I have attached a minimal reproducer to the original post.
I have attached a minimal reproducer to the original post.
@TomasTomecek I see in the reproducer that you are dropping cap_setuid and cap_setgid. What we have achieved with the latest shadow-utils is the possibility to run without cap_sys_admin, but rootless containers still require cap_setuid and cap_setgid otherwise there is no way to use multiple UIDs/GIDs
@giuseppe, as @lslebodn figured out, openshift itself is dropping those capabilities.
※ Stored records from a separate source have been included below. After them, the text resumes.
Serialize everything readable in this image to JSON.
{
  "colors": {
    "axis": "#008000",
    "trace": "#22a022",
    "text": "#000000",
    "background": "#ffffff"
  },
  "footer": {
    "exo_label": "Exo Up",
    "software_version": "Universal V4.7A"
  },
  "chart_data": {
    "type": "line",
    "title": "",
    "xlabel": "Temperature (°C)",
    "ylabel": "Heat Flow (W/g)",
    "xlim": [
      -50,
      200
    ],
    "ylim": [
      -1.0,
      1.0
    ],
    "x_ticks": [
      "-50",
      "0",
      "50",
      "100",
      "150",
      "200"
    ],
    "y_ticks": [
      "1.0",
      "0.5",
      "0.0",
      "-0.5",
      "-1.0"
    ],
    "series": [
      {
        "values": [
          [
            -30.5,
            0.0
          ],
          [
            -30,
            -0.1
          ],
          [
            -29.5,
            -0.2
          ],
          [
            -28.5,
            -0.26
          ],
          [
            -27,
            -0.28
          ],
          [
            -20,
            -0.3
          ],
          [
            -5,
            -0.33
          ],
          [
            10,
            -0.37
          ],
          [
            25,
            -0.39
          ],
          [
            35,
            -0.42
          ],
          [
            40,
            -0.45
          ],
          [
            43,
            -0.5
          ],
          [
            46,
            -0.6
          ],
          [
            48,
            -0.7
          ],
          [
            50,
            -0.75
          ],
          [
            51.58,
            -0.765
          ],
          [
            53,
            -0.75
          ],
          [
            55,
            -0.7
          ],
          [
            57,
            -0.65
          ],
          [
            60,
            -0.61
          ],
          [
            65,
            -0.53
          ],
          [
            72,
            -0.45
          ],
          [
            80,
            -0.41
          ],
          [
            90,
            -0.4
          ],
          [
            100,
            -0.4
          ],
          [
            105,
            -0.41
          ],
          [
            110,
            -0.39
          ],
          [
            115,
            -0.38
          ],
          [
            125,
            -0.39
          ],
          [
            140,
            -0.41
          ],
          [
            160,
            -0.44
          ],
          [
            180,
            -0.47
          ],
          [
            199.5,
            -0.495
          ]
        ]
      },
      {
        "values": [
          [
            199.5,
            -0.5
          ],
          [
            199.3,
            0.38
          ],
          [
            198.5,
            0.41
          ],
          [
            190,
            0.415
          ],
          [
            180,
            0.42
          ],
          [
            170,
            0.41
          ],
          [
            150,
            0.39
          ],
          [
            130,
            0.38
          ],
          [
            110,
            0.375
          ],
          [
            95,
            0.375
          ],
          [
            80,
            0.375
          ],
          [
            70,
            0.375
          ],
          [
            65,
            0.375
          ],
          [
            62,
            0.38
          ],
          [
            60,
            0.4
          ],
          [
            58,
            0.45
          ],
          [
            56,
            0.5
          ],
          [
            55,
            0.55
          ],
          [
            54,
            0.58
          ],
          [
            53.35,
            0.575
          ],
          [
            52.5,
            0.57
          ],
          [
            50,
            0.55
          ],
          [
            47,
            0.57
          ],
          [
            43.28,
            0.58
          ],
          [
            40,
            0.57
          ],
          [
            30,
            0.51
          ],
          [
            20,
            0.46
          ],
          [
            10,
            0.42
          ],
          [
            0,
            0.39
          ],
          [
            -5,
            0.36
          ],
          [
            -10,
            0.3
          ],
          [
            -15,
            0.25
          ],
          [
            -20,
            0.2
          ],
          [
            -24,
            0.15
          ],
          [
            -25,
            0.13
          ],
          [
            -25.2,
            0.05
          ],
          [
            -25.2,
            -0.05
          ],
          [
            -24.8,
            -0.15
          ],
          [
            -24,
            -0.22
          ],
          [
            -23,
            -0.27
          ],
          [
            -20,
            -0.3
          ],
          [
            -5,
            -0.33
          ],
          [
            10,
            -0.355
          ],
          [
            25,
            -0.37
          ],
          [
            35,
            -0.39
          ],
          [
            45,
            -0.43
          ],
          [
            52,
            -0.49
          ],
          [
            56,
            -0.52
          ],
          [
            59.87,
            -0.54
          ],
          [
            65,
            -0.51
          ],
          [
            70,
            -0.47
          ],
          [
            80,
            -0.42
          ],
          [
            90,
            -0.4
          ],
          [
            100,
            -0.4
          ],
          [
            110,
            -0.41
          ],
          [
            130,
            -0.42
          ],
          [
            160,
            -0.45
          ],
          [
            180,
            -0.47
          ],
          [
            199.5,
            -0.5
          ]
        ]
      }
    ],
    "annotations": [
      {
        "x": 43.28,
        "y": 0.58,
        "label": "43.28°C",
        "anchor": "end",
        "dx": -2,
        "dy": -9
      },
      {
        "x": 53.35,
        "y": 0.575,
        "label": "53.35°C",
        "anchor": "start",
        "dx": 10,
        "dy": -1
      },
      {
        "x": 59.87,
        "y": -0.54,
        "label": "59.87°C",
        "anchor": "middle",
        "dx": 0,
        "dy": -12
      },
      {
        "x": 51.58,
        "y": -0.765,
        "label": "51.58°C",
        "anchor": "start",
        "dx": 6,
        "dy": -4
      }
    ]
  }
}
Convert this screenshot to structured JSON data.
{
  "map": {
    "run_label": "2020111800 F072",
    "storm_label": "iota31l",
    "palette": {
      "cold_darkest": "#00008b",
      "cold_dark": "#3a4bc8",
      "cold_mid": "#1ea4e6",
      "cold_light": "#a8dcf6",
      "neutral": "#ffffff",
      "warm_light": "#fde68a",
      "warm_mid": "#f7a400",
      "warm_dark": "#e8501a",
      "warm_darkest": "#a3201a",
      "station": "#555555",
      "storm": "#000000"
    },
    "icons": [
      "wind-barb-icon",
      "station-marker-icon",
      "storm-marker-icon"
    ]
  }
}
I have opened an origin issue over here: https://github.com/openshift/origin/issues/21514
this is a tricky issue, allowing cap_setuid and cap_setgid by default lowers considerably the security.
Potentially an unprivileged user could become any UID with the help of a suid application that is part of the image.
@giuseppe I think they also set no new privileges by default, which would torpedo that
I would figure you would need to have an SCC that adds these capabiltities and allows the user to run podman.
@TomasTomecek @giuseppe What should we do with this issue?
I think we can close it. There is nothing we can do without CAP_SETUID/CAP_SETGID, except have a single user mapped in the user namespace
I'm going to work in this area a bit more in coming weeks and might open more specific issues.